Il voit, dansant dans le rai de soleil qui filtre entre les lourds rideaux noirs de la salle de classe, des myriades de mondes minuscules. Il y voit de toutes petites choses, des brins qui tournent, des lentilles de lumière qui s’élèvent. Ailleurs, il fait sombre. Cela sent la cire, la poussière et le formol. Il devrait regarder sa copie et se pencher sur sa composition de sciences naturelles, mais il rêve. Il est devenu un être minuscule dansant dans la lumière…
Il voit le sans-abri. Une silhouette grise dans le gris du petit matin. Comme tous les matins, son biclou est appuyé contre le trottoir, à l’angle de 79 et York. Comme tous les matins, il est là, avec son chien, espérant la charité, quelques pièces. Mais ce matin, il tousse encore plus, une toux qui lui déchire les poumons. Le chien, attaché par une ficelle au vélo, lève la tête vers son maître. Il devine l’inquiétude dans le regard de l’animal.

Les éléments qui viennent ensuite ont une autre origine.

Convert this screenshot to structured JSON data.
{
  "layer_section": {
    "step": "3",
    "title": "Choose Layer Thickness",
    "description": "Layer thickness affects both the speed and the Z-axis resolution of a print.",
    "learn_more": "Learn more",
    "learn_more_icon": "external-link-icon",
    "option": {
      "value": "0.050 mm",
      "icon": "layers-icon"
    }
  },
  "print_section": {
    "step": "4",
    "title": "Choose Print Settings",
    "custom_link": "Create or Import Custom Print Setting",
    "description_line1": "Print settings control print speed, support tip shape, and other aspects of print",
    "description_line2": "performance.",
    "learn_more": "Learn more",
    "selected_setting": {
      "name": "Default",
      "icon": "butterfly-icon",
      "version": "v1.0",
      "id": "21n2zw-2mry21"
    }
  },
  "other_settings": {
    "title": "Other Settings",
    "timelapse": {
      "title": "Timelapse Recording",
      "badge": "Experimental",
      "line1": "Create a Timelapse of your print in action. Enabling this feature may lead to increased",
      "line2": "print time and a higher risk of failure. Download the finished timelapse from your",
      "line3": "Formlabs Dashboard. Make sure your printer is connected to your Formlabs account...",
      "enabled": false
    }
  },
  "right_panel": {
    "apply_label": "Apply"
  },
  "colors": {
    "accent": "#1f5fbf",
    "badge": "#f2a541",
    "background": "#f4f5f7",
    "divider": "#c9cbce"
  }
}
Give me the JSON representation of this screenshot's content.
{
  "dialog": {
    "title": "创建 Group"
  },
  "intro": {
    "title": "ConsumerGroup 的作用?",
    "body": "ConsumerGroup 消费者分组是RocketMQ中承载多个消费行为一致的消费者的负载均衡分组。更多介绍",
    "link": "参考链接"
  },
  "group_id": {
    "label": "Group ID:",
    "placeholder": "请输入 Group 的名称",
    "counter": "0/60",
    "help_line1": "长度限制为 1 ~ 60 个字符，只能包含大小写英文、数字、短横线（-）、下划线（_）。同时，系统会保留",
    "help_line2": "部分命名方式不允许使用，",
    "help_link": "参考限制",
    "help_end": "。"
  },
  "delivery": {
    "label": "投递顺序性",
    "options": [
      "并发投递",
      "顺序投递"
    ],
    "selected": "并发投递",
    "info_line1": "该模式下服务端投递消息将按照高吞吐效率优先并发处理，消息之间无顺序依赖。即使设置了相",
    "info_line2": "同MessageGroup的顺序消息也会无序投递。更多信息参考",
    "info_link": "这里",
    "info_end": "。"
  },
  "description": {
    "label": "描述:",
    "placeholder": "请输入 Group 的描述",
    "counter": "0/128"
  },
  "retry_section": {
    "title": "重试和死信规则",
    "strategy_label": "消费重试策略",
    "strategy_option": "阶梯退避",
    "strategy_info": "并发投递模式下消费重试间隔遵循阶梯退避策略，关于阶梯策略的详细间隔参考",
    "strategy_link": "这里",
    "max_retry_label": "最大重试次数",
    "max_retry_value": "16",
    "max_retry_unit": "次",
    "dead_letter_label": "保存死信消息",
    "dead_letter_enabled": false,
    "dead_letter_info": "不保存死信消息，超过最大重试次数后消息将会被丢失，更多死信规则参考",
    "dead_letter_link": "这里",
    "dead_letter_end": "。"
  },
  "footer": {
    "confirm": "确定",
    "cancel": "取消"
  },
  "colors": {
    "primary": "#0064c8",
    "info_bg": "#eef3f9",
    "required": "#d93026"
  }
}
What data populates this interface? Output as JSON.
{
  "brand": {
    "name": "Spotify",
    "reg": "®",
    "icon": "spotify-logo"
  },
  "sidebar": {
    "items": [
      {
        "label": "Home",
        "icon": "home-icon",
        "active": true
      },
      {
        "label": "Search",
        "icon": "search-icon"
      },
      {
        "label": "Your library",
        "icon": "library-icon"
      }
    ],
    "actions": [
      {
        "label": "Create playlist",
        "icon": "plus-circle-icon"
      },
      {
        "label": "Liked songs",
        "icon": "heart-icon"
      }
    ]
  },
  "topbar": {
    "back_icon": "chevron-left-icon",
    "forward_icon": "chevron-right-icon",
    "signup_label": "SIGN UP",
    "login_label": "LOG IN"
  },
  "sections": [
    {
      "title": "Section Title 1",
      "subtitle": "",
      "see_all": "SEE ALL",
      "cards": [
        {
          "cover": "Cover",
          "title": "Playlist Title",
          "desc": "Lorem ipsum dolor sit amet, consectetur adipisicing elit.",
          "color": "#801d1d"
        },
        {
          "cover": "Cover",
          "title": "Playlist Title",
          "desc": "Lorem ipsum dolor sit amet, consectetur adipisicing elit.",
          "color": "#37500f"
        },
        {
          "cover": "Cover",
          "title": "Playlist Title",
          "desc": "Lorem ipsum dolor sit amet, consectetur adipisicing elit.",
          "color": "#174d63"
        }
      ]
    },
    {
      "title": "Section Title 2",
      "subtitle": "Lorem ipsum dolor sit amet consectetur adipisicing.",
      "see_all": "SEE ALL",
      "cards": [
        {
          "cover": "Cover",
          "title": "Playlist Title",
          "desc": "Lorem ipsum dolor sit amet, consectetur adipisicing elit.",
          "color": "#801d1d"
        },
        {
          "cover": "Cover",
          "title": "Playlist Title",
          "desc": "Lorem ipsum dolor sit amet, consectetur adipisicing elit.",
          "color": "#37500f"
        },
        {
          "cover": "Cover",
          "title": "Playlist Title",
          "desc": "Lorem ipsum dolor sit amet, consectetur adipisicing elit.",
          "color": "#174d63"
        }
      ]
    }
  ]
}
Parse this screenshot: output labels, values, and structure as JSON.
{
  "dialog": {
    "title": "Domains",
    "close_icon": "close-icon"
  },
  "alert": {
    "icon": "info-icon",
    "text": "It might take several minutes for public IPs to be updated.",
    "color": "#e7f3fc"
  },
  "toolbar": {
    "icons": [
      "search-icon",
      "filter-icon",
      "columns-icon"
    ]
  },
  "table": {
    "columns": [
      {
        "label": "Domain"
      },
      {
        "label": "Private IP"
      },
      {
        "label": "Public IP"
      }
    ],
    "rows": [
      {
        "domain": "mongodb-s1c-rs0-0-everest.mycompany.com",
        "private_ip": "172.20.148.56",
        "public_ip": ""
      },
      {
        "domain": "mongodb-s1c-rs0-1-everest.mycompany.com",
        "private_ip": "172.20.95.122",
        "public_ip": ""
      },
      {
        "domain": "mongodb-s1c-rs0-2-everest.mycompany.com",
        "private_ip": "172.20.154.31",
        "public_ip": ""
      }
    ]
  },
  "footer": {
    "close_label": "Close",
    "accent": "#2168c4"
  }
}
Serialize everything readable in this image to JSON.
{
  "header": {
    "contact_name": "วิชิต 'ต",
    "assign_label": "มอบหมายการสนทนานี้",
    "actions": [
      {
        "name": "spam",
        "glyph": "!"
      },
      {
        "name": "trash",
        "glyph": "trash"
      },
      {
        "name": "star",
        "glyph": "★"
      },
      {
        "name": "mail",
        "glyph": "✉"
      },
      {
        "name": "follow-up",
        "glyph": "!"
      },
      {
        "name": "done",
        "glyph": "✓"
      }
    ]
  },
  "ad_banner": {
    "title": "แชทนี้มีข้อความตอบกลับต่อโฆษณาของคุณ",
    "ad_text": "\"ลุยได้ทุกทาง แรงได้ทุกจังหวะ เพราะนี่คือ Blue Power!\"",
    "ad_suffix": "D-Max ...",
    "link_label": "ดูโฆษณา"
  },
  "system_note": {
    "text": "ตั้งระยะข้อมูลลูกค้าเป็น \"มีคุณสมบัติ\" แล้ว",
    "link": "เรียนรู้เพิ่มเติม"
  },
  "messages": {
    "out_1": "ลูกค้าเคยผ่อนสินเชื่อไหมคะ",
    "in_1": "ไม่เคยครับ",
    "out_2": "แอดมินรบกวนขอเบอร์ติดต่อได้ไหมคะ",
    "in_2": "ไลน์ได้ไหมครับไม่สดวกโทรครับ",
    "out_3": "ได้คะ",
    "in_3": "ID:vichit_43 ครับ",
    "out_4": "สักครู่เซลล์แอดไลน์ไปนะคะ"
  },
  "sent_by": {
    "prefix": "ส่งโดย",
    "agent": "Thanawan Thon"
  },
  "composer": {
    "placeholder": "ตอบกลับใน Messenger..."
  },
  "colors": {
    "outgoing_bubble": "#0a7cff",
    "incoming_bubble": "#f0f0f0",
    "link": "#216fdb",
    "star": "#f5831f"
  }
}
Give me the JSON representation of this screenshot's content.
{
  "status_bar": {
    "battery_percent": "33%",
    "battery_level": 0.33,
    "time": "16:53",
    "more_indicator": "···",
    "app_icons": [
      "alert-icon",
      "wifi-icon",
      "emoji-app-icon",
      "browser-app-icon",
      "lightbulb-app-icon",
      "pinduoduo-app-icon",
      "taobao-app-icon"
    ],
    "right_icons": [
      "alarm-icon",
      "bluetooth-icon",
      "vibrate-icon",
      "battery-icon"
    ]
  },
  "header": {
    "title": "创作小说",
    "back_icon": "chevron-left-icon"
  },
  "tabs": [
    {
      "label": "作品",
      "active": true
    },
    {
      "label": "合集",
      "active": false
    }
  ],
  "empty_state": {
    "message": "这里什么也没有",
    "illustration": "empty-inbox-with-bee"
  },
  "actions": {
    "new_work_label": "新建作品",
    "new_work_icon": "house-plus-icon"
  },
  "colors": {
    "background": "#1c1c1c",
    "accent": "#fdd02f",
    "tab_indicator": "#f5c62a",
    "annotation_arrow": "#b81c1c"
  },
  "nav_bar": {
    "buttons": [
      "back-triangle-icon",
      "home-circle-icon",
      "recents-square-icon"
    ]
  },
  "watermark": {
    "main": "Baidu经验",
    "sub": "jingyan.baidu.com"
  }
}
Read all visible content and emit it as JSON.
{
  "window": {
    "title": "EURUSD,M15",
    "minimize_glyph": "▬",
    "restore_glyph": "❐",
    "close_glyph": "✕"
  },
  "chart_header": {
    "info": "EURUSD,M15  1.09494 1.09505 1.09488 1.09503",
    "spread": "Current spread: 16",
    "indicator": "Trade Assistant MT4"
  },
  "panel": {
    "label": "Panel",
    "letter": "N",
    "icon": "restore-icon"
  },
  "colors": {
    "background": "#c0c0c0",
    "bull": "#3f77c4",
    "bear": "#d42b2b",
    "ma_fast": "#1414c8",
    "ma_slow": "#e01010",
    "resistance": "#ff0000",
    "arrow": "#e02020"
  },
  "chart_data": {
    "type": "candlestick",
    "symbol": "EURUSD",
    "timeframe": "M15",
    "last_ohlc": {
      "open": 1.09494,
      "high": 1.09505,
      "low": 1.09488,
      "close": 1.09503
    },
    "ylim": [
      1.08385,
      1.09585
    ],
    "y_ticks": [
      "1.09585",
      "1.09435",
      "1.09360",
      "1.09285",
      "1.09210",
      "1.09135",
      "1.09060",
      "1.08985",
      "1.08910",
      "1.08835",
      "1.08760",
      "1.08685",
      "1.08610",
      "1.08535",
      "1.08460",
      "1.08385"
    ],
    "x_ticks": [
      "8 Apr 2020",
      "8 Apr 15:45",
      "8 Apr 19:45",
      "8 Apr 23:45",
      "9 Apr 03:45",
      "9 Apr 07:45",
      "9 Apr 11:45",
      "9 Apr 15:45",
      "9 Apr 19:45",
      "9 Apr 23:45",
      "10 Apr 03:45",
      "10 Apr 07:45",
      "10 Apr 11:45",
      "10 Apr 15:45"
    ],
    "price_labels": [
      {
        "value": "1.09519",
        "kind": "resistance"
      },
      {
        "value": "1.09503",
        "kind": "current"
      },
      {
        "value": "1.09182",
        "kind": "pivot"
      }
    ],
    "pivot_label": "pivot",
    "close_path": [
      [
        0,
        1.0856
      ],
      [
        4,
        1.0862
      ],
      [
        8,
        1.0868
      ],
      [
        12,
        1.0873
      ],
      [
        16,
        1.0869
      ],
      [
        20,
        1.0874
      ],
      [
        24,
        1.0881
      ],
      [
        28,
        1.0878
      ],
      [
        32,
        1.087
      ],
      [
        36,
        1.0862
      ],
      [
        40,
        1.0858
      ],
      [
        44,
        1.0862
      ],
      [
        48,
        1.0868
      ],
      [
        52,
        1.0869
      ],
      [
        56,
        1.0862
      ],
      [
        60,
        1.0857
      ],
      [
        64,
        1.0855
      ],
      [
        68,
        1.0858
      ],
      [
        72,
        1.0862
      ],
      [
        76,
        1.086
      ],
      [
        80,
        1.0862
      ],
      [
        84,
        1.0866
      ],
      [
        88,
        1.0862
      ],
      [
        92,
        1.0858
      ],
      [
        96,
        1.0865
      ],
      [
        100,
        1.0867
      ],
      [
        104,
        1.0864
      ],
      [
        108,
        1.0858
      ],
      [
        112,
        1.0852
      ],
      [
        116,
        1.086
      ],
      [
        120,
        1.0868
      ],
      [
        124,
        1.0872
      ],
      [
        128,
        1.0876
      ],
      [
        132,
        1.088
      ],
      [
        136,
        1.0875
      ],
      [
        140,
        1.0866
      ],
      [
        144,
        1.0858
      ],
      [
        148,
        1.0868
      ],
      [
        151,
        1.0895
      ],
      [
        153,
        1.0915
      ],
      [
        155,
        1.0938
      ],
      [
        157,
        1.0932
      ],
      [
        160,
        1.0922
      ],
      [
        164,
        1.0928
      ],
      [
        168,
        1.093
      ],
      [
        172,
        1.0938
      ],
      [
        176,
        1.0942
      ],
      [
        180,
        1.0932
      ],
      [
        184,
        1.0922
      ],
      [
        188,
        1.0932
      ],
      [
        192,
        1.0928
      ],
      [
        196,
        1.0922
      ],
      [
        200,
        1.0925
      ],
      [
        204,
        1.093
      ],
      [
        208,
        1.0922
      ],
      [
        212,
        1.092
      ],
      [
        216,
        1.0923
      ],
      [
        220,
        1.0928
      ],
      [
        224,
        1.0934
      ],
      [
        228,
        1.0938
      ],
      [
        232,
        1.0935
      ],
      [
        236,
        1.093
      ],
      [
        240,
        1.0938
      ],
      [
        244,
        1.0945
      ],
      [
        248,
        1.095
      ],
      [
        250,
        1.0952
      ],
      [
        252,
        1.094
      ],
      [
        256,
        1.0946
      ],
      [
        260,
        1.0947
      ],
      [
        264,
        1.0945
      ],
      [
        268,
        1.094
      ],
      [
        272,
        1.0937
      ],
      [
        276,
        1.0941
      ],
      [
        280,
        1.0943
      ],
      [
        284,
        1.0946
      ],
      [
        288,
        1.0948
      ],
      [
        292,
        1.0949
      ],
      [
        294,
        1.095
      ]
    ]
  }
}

Il voit les anges musiciens juchés sur le chevet de la cathédrale. Les statues semblent les regarder à travers la fenêtre de la chambre. Il est allongé, nu sur le lit, à ses côtés après l’amour. Il est heureux.
Il voit une petite vieille penchée vers les pavés, qui traverse la place immense à petits, tout petits pas précautionneux, une sorte de cabas en plastique à la main. Elle s’arrête au centre de la place, pose son sac, y pioche des miettes de pain qu’elle jette par poignées aux pigeons arrivés avant même qu’elle ait posé son cabas. Et voici qu’elle écarte les bras et que les oiseaux viennent s’y poser. Gilles est assis près de lui, à cette table de café sous l’une des arcades, et le monde leur appartient.
Il voit à contre-jour Gilles debout sur une planche de surf. Il ne voit que sa silhouette. Le soleil joue dans les embruns dont la brime de gouttelettes forme une sorte d’auréole autour de ce corps musclé qui se joue des vagues, qui roule et tangue et jamais ne tombe. Il ferme les yeux et il revoit cette silhouette si parfaite, cette merveille de la nature que la nature a détruite.
Il voit une affiche derrière le médecin qui lui parle. Elle recommande… tests ou vaccination, il n’en sait rien. Il ne voit que les yeux de l’homme qui a posé pour cette publicité. Cet homme qui a les yeux verts de Gilles. Gilles dont le médecin est en train de lui annoncer la mort prochaine Il ne peut détacher son regard de ces yeux verts qui lui semblent plonger dans le cœur.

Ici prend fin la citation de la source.